Leq = 10 × log₁₀[(1/T) × ∫₀ᵀ (p(t)/p₀)² dt] dB
How Leq Is Measured
Leq is computed by continuously integrating the squared sound pressure over the measurement period T, dividing by T, and taking the logarithm. SonaVyx accumulates the mean-square pressure in its DSP pipeline and updates the running Leq display every 100 milliseconds. When combined with A-weighting, the result is LAeq — the most commonly used metric in noise regulations and occupational exposure standards.
Practical Example
A construction site produces intermittent noise: 95 dBA during pile driving (2 hours), 78 dBA during general activity (5 hours), and 65 dBA during breaks (1 hour). The LAeq,8h calculates to 90.2 dBA — dominated by the loudest period despite it lasting only 25% of the shift. This demonstrates how Leq reflects the energy-based nature of noise exposure: short loud periods contribute disproportionately to the overall average.
Why Leq Matters
Leq provides a single-number summary of a complex, time-varying noise environment. Because it is energy-averaged, it gives proportionally more weight to louder events — matching how hearing damage accumulates. A brief 100 dBA event contributes the same energy as a sustained 90 dBA exposure of ten times the duration. This property makes Leq the scientifically appropriate metric for assessing both hearing damage risk and subjective noise annoyance.
Notation Conventions
LAeq,T specifies A-weighted Leq over period T. Common notations include LAeq,15min (15-minute average, used in entertainment regulations), LAeq,1h (hourly average, used in environmental assessment), and LAeq,8h (8-hour average, used in occupational exposure). The notation Ldn and Lden add time-of-day penalties and are used for long-term environmental noise mapping per ISO 1996.
Leq vs TWA
OSHA uses TWA (Time-Weighted Average) which is functionally similar to LAeq,8h but uses a 5 dB exchange rate instead of the 3 dB rate inherent in equal-energy Leq. This means OSHA TWA predicts that doubling exposure time at the same level adds 5 dB rather than 3 dB. NIOSH and ISO 9612 use the equal-energy 3 dB exchange rate, which is scientifically more accurate and corresponds directly to Leq.
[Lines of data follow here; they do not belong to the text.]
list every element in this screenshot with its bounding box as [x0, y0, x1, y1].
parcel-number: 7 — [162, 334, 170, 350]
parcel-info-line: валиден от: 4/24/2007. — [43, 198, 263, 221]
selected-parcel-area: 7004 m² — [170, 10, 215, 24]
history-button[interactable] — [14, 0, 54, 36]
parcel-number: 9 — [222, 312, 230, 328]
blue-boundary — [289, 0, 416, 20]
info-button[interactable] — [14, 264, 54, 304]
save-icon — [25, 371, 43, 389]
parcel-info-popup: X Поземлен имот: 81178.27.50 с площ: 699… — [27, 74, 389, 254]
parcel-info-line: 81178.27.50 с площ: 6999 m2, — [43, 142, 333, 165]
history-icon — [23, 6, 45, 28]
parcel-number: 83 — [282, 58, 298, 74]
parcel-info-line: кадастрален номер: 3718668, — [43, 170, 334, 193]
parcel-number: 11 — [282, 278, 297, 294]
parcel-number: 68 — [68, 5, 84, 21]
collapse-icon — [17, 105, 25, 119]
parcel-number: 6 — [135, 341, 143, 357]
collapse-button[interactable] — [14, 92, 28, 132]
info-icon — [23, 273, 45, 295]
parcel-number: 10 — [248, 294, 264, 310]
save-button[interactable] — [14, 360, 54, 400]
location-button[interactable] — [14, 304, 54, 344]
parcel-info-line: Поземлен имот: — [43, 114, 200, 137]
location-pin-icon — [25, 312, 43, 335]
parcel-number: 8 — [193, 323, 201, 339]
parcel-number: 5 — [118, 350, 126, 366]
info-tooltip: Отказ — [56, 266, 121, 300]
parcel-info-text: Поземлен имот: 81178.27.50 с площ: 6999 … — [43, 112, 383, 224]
Sound Exposure Level (SEL)
SEL (also written LAE) normalizes the total energy of a noise event to a 1-second duration. SEL equals the Leq of the event plus 10 × log(T/1s). This allows comparison of events with different durations — a 30-second aircraft flyover and a 2-second door slam can be compared directly through their SEL values. SonaVyx computes SEL alongside Leq for comprehensive event characterization.